While I don’t think we need to worry about having too many dental schools right now, I want to be sure each and every dental school is prepared to produce graduates with the skills, knowledge, and attitudes that will allow them to meet high standards for care. If they also enter our profession ready to care for the underserved, engage in their communities, and contribute to the creation of new knowledge that makes dentistry a learned profession, so much the better.
Excellent words. Clear and specific Wish this could be read by all the dental community
This perspective is “pie in the sky”.
If you visit various communities it will quickly become apparent that current graduates lack knowledge in how to run a practice, relate to and communicate effectively with patients and members of their team.
Furthermore their clinical skills, diagnosis of periodontal disease, evaluation and management of occlusion, comprehensive treatment planing are less effective than they were fifty years ago.

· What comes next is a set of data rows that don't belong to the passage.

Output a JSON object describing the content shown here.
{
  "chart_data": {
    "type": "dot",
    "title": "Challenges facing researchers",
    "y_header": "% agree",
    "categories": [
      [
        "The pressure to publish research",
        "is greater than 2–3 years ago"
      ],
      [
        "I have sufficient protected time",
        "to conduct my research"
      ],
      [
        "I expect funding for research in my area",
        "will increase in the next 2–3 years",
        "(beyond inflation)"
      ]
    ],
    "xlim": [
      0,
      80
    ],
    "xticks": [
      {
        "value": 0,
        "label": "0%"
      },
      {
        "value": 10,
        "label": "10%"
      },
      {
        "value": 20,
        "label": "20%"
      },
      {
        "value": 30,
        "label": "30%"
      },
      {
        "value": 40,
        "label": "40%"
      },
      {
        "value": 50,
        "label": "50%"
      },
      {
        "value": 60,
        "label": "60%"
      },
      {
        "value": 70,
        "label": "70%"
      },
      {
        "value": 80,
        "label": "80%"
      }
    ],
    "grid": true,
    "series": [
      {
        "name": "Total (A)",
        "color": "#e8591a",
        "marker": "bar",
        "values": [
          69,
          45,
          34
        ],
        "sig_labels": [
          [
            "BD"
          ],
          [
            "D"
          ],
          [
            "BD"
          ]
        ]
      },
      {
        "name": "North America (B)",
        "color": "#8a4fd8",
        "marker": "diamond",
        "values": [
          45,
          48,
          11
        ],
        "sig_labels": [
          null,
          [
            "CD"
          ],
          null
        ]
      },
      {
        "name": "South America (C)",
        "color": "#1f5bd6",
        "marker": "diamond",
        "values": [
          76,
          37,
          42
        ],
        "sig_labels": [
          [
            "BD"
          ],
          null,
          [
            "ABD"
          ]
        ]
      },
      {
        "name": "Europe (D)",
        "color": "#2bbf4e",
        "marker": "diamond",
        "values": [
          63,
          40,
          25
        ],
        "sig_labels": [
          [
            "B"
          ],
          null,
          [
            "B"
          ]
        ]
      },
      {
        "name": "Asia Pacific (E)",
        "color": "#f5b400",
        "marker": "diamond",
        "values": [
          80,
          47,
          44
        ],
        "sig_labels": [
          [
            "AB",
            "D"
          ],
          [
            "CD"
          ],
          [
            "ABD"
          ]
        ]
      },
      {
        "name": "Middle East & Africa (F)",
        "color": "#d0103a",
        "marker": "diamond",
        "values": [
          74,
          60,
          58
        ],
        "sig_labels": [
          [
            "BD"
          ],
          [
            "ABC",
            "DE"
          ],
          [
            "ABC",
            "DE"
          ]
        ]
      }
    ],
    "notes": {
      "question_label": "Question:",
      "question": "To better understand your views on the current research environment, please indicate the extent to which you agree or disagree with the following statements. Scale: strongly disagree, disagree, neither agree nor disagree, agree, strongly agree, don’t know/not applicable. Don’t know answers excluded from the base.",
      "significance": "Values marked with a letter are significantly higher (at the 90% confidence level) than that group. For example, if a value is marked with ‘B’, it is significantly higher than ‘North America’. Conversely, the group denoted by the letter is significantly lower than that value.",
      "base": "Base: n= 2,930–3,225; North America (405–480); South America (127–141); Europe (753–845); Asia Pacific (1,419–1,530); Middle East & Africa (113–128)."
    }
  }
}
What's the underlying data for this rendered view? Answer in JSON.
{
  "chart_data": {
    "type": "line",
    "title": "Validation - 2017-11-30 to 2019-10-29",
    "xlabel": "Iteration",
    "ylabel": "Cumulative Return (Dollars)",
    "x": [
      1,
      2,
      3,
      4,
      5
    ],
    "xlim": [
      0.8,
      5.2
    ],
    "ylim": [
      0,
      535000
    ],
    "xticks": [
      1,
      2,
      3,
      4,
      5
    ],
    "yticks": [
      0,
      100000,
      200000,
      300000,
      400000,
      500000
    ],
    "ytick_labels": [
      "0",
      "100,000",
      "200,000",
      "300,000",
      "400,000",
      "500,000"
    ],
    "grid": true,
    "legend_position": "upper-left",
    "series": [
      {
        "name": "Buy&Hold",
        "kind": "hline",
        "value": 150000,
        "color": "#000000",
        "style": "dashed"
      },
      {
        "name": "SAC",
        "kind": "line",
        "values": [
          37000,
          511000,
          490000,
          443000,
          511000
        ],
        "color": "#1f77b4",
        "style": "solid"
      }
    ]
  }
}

Conclusion, improvement in dental school and GPR curriculum, faculty clinical experience and teaching ability
The problem with having dentists in rural areas is not new. Back in 2002 when I was president elect of my society we had this discussion about lack of care in rural areas. The problem was financial and cultural. With the cost of education rising the average student was coming out loaded in debt. In a rural area the finances were not there as was the dental acumen of the population. Second as the dentist and spouse saw the cultural advantages of urban areas they wanted that for their families. As a current instructor in a hospital residency program, I see the dental students coming out without any knowledge of occlusion. They need help in all phases. Digital learning is fine but must be supplemented by actual student to teacher inter-phase.

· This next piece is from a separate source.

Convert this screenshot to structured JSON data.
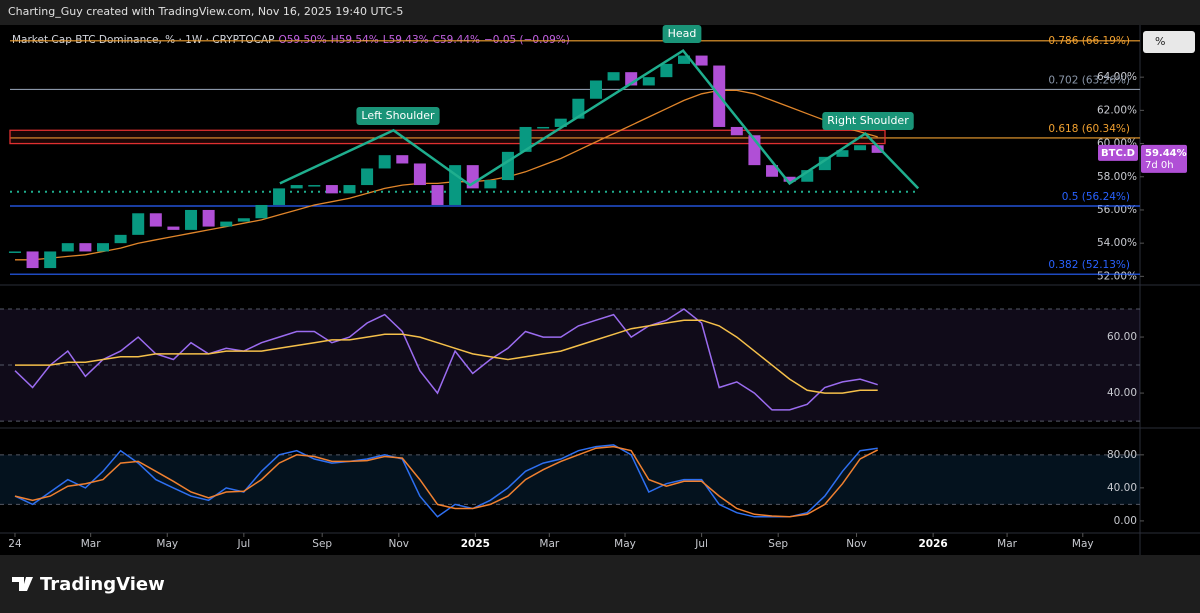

I personally agree with Bennett Lax – the newly graduating dental students leave school with college and dental school debt that is very encumbering. As well, they have tremendous competition when you consider the other 70 (?) dental schools are also graduating students. Debt and competition are overwhelming. Additionally corporate dentistry – the large DSOs, IDSOs make it hard to compete. The DSOs and IDSOs are not going to rural areas because the “numbers” (financial incentive) to go there do not exist for their model. To increase incentive to go to rural areas they need to graduate less students and help students promising to go to and STAY in rural areas with debt relief. And yes I see more young dentist who are resorting to very aggressive treatment plans to pay off debt – I really fear for my grandchildren’s future health care.

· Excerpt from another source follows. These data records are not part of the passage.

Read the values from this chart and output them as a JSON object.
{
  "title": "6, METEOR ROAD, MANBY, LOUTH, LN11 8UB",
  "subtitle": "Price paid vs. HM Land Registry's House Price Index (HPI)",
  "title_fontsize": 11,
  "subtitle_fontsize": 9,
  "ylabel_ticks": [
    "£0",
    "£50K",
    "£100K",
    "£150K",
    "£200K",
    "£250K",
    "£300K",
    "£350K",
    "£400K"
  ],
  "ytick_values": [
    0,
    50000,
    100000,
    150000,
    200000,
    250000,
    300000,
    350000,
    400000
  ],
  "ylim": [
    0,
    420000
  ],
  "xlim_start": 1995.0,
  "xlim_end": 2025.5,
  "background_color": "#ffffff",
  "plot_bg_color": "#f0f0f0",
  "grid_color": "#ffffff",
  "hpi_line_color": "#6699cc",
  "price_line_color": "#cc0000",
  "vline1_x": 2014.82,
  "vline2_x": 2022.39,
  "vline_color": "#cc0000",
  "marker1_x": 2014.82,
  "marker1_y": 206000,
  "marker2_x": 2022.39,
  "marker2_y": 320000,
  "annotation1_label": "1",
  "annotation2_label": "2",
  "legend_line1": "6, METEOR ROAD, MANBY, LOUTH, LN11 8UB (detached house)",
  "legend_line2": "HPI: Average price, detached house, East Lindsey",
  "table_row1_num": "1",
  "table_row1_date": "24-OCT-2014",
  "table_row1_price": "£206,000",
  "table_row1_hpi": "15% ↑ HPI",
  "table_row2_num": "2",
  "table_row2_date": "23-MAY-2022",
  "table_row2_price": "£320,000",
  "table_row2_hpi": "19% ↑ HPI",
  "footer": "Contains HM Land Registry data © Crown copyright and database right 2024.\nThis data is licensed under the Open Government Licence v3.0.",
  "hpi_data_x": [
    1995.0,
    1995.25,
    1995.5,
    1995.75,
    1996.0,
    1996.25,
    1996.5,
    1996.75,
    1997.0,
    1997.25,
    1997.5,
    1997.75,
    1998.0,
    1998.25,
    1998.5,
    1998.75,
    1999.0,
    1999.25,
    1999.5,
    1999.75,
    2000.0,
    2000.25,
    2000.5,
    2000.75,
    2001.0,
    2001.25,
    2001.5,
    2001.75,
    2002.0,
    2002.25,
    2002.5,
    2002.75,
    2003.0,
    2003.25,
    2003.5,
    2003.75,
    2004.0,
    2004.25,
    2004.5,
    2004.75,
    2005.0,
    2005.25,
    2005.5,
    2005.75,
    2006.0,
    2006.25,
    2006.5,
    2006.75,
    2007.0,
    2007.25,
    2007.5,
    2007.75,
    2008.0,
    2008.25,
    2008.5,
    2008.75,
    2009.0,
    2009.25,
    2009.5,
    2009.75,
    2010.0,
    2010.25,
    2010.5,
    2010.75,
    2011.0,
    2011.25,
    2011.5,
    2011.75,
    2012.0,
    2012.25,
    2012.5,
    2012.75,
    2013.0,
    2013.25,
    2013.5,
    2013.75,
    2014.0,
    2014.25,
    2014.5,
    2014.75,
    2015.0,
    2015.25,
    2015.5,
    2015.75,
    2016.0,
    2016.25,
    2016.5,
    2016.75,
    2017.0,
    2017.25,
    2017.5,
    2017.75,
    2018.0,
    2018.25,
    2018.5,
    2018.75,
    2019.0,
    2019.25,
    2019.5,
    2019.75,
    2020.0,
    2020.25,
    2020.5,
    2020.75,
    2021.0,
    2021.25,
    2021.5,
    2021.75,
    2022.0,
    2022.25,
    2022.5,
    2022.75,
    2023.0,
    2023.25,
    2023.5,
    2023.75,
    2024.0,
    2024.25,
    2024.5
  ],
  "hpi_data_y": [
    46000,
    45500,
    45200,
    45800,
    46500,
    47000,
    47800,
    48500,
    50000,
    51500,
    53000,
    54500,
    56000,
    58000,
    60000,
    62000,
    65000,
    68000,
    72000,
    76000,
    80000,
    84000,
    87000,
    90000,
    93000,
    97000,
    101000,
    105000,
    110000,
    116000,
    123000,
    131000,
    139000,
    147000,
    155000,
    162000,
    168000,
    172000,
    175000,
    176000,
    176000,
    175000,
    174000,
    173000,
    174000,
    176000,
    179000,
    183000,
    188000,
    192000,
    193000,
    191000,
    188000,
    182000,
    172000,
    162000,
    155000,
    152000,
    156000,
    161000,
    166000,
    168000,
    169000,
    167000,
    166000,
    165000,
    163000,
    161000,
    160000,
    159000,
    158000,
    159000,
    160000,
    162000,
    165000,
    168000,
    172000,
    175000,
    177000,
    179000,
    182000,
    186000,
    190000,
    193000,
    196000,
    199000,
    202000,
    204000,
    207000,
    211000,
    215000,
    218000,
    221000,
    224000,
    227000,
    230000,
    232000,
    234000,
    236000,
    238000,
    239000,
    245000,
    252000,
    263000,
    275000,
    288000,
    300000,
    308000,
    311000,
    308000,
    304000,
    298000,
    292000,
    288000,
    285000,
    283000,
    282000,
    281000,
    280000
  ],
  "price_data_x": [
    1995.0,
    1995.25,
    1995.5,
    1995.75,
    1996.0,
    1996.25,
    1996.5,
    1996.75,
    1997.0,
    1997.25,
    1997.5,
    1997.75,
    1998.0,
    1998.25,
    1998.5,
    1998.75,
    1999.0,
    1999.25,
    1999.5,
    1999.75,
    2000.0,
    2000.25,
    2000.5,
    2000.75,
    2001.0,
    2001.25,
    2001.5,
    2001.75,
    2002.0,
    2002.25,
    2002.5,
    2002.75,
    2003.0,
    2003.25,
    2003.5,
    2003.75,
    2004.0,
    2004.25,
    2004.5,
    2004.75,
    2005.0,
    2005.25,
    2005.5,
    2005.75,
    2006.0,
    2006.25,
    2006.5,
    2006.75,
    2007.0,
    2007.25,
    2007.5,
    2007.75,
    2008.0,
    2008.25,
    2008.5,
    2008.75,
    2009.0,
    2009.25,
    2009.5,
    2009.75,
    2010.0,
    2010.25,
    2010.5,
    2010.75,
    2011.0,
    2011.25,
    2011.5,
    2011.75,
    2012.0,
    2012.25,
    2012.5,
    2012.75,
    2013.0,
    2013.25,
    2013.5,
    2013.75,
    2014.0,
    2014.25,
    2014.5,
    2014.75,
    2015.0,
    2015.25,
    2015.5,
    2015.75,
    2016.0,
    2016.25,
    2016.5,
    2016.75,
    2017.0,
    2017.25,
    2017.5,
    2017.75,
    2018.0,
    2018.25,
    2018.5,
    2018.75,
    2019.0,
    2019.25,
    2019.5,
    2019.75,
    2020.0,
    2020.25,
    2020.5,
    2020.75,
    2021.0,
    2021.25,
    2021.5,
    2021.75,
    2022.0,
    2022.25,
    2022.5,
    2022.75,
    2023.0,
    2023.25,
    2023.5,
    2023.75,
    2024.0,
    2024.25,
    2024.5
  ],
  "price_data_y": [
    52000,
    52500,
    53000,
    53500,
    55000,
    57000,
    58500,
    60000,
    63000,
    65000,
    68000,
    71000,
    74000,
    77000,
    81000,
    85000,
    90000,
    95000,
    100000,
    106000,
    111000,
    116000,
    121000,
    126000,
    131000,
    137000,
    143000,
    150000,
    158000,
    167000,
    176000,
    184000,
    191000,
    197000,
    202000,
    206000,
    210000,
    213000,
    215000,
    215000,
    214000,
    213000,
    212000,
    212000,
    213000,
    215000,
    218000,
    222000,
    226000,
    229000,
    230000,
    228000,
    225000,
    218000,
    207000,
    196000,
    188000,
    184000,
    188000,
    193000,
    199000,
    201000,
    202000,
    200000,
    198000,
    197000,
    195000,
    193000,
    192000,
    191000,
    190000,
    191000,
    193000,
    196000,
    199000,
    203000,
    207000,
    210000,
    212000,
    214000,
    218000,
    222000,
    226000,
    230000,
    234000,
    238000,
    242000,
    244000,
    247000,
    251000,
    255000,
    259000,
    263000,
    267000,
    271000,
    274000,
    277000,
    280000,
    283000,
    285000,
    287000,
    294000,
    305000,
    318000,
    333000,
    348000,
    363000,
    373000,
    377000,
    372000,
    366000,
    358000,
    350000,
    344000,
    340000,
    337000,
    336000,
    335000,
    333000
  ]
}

If the U.S population has grown from 245 million to 320 million, that is an increase of 30.6%, not 45% (320-245=75, 75/245=30.6). It is well known that 50% of our population doesn’t visit a dentist, so that translates to an increase of 15.3%
In the meantime, we have increased the number of dental graduates by 50%, most of whom will not want to practice in the areas where they are needed. The same thing happened in the runup to the 1980’s, when we were graduating 6000 per year, which was a 50% increase from the 1960’s and led to an oversupply of dentists and the closure of many schools. A more realistic number might be 4600 per year based on the population increase.
The way that schools are training dentists is lacking in hands – on clinical experience with real patients, which unleashes on the public too many poorly trained new dentists with little clinical skill. Couple that with DSO jobs and large amounts of student loan debt and we have a real problem.